Even though the Storm are now 6-0 against Phoenix this season, Agler is not just blowing smoke by acknowledging the Mercury are still dangerous.
"We played the way we need to in terms of the pace of the game," he said. "I don't think either team was happy with what they did offensively. They're an excellent offensive team -- they can score, they have tremendous talent, they're well-organized, and they can be real slippery out there.
"[Defensively] they put a lot of size out there and take things away. But we have to find out what we can get. The defense is going to take things away from you, but they're also going to give you something. It's a puzzle, and you have to figure it out."
That's all true except when it comes to Jackson, she takes even the things the opponent doesn't give. After crediting her teammates, coaches and fans for the MVP award, she showed why she flat-out earned the honor this season. Her 23-point, 17-rebound performance was a vivid snapshot of what LJ has meant to the Storm her entire career.
Meanwhile, the Mercury "gave" the Storm some openings for the two Seattle reserves who played, and Svetlana Abrosimova and Le'coe Willingham took full advantage. Abrosimova seemed dialed in as soon as she stepped on court, and her 16 points and four rebounds were critical.
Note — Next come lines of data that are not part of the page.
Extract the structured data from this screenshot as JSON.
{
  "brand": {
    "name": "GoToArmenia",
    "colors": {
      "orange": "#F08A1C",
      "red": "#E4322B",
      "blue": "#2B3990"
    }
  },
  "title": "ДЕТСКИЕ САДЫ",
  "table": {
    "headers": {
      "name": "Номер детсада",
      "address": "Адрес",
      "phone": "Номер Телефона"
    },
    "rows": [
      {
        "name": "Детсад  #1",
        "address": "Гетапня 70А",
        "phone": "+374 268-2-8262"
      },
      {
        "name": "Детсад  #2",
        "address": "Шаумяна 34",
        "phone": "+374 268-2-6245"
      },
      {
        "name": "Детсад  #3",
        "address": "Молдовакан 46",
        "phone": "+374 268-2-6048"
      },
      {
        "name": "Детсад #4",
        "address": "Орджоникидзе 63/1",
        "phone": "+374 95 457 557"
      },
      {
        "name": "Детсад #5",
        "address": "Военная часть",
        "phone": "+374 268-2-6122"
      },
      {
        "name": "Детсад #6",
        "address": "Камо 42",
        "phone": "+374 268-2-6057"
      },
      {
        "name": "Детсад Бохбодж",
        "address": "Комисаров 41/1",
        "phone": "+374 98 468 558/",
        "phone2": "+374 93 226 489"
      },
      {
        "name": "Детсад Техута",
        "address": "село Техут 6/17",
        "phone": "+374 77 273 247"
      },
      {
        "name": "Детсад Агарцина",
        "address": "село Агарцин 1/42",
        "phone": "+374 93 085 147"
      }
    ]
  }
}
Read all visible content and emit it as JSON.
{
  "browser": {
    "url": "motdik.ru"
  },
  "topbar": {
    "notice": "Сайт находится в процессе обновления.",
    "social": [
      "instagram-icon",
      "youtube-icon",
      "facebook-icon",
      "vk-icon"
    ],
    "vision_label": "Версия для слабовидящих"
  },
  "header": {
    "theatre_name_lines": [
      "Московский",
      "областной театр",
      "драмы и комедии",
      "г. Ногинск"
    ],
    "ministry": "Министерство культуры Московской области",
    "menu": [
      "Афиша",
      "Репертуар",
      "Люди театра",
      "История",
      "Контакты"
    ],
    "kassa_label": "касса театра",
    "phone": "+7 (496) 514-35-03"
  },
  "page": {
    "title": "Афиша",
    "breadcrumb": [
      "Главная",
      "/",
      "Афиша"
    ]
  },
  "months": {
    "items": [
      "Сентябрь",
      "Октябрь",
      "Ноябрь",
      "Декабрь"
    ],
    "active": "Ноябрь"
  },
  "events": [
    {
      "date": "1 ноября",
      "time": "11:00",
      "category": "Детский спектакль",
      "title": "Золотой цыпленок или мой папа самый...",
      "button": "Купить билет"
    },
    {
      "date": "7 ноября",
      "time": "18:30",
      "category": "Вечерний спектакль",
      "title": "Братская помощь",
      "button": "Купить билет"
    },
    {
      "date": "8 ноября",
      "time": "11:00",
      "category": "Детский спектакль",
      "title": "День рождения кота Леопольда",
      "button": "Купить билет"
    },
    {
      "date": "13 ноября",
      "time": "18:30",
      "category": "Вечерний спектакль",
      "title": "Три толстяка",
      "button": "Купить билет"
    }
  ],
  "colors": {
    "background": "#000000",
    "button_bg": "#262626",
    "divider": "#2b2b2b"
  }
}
Willingham, who a year ago was helping Phoenix win the WNBA title, had 10 points and six rebounds for the Storm. Abrosimova and Willingham combined were 4-of-5 from behind the arc, part of the 10 3-pointers that the Storm used to keep the Mercury at arm's length.
"The minute they came in the game, it just changed the momentum," Seattle's Sue Bird said of the Storm's bench duo. "They hit some shots, they got some stops defensively, and we were able to build on that."
Which brings us to the "puzzle" part that Agler mentioned, and who best figures out where the pieces need to go. Bird again showed that even if she never gets the league's MVP award, every season she likely would win the MVPG award: Most Valuable Point Guard.
Bird might have missed a few shots that she usually makes (3-of-10 from the field), but that was hardly of note considering the 10 assists and six rebounds she added to her seven points. Furthermore, she was on the court more than any player, getting about a minute and half to "rest."
Agler gave her high praise before the game when he accepted his coach of the year award, saying Bird "gives everybody the opportunity to do their job the best they can."
Usually, that is something Taurasi does well, too, but she never seemed in sync on Thursday. From six turnovers to a silly technical to shots that seemed strangely out of rhythm, Taurasi was not herself.
Candice Dupree (15 points, 11 rebounds) and Penny Taylor (16 points, six assists) both ended up with strong games. And Phoenix's bench -- which Thursday, like Seattle's, consisted of two players -- contributed, too. Kara Braxton and DeWanna Bonner combined for 18 points and five rebounds.
But even when the Mercury got close to the Storm -- which did happen a few times -- it never lasted long enough for Seattle to really seem in danger.
The Storm may have seen plenty of flaws in their performance, but those didn't cost them anything Thursday. For the Mercury, though, their flaws were very costly -- and they have one game to fix them, or see their season end.